Tödliche Eifelpfade

von Carla Capellmann

Cosy Crime mit Schmunzelfaktor. Privatdetektivin Ellen Engels ermittelt – Kriminalroman
Privatdetektivin Ellen Engels freut sich auf ein Abenteuerwochenende auf einem abgelegenen Hof in der Eifel – doch der Spaß endet tödlich: Die Veranstalterin der »Schmugglerspiele« wird mit einem Pfeil im Bauch gefunden. Im Kreis der Verdächtigen: Ellen, denn es ist ihr Pfeil, der in der Toten steckt. Ebenfalls verdächtig: der Partner der Toten, der früher Ellens große Liebe war. Um ihre – und seine – Unschuld zu beweisen, stellt sie auf eigene Faust Nachforschungen an. Aber bei Rollenspielen, alten Feindschaften und verschwundenen Lkw-Ladungen verschwimmen schnell die Grenzen zwischen Spiel und Ernst ....

 

Mein Fazit

Tödliche Eifelpfade ist, glaube ich, inzwischen das vierte Buch von Carla Capellmann, das ich gelesen habe – und auch diesmal hat sie mich nicht enttäuscht. Im Gegenteil: Dieser Eifelkrimi hat mir richtig gut gefallen.

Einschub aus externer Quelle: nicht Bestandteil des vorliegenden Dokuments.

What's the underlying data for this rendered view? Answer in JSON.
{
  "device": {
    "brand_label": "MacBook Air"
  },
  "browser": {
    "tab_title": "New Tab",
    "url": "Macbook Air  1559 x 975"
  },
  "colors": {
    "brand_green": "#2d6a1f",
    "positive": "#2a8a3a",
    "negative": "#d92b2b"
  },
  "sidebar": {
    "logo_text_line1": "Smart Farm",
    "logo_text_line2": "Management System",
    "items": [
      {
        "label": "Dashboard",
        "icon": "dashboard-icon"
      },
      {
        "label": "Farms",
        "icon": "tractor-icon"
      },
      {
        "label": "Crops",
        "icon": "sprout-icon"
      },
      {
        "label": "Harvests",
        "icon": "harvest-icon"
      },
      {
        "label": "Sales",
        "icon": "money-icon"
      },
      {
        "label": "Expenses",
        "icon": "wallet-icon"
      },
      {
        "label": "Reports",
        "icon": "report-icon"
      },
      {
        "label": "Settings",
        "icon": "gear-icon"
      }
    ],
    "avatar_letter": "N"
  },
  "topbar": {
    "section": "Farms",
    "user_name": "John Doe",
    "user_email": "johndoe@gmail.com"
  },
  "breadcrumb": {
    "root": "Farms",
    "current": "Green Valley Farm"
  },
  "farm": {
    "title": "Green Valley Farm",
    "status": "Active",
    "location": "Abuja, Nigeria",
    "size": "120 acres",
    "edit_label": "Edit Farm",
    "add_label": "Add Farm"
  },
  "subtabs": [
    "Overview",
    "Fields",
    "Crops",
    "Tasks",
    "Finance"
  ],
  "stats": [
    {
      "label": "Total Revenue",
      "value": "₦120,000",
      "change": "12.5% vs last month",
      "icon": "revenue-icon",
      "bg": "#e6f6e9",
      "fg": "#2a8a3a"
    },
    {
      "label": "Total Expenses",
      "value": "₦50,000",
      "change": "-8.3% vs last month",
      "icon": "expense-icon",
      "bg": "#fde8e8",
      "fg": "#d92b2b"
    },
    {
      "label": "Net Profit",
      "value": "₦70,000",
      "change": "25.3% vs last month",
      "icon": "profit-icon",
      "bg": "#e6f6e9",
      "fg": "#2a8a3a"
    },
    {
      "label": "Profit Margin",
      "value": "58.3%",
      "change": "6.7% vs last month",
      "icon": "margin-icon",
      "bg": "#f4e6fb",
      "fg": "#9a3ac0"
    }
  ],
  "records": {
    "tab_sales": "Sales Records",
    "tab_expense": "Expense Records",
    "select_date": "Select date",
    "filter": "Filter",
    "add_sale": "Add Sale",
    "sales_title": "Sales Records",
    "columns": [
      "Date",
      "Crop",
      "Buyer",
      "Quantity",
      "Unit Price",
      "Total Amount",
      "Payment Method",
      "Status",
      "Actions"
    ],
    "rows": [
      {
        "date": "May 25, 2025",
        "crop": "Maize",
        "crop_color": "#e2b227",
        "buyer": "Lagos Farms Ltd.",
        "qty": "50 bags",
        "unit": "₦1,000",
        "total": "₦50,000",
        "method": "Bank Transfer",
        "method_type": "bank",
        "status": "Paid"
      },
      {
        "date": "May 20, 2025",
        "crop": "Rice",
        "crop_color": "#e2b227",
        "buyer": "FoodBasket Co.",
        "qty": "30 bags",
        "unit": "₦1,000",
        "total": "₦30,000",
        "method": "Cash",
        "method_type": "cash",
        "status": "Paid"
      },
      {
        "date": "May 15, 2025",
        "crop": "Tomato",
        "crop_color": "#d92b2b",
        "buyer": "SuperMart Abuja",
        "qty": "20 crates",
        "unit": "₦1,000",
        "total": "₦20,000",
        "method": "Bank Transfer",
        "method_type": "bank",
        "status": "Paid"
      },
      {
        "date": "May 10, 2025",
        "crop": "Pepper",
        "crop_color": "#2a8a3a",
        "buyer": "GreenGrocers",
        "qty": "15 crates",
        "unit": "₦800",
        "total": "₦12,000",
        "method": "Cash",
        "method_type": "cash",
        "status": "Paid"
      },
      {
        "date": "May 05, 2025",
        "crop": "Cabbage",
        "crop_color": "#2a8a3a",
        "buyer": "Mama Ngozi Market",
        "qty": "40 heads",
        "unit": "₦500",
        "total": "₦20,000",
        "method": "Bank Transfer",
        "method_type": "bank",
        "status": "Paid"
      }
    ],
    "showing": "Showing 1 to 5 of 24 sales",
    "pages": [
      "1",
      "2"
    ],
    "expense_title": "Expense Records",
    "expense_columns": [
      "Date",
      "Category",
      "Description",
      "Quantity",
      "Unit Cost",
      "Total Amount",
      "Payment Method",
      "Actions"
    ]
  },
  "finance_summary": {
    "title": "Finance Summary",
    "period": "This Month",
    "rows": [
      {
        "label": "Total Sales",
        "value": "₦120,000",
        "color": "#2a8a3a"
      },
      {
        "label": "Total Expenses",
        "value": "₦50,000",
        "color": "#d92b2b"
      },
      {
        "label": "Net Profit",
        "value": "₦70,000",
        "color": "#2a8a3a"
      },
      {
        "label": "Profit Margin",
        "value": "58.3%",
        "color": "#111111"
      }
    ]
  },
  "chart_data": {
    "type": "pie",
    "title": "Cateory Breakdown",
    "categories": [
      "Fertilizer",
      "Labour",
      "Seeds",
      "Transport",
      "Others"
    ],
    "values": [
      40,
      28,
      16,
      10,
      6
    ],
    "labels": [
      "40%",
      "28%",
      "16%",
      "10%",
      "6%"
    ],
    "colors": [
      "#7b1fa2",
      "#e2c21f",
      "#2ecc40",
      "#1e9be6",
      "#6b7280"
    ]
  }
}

Im Mittelpunkt steht Privatdetektivin Ellen Engels, die zu einem Abenteuerwochenende in die Eifel reist und dort schneller, als ihr lieb sein kann, mitten in einem Mordfall landet. Allein dieser Ausgangspunkt hat für mich sofort funktioniert, weil er Spannung erzeugt, ohne bemüht zu wirken.

Was ich an Carla Capellmann inzwischen wirklich mag: Ihre Krimis sind lebendig, kurzweilig und machen einfach Spaß, ohne flach zu werden. Tödliche Eifelpfade ist dafür ein sehr gutes Beispiel. Die Geschichte bleibt in Bewegung, nimmt Wendungen, mit denen ich zumindest so nicht gerechnet habe, und verliert dabei nie ihren Faden.

Besonders gut gefallen hat mir hier auch, dass der Roman zwar klar in der Eifel verankert ist, aber eben nicht in einen überbordenden Lokalkolorit kippt – was bei Regionalkrimis ja schnell passieren kann. Die Landschaft, die Schmugglerpfade, der abgelegene Hof, die Stimmung vor Ort – all das ist da und gibt dem Buch Atmosphäre, ohne sich ständig wichtig zu machen. Genau das fand ich sehr angenehm.

Dazu kommt, dass Ellen Engels eine Figur ist, mit der ich gern mitgehe. Sie wirkt wach, sympathisch und nahbar, ohne geschniegelt durch den Fall zu marschieren. Und genau das passt für mich auch zur Geschichte. Es gibt Spannung, Gefahr, alte Verbindungen, Verdächtigungen – aber eben auch dieses feine Augenzwinkern, das Carla Capellmanns Bücher für mich so lesenswert macht.

Mein Eindruck ist deshalb ganz klar: Tödliche Eifelpfade ist ein sehr gelungener Eifelkrimi – lebendig, unterhaltsam und atmosphärisch, ohne zu viel zu wollen. Für mich zeigt das Buch sehr schön, dass ein Regionalkrimi Spannung, Charme und Schauplatzgefühl verbinden kann, ohne sich im Regionalen zu verlieren. (SoRa)

Über die Autorin

Carla Capellmann wurde 1963 in Jülich geboren und lebt im Rheinland. Neben ihrer Arbeit als Informatikerin gilt ihre Leidenschaft dem Schreiben. Bei Emons hat sie in der Reihe »Sehnsuchtsorte« bereits mehrere Kriminalromane sowie einen Liebesroman veröffentlicht.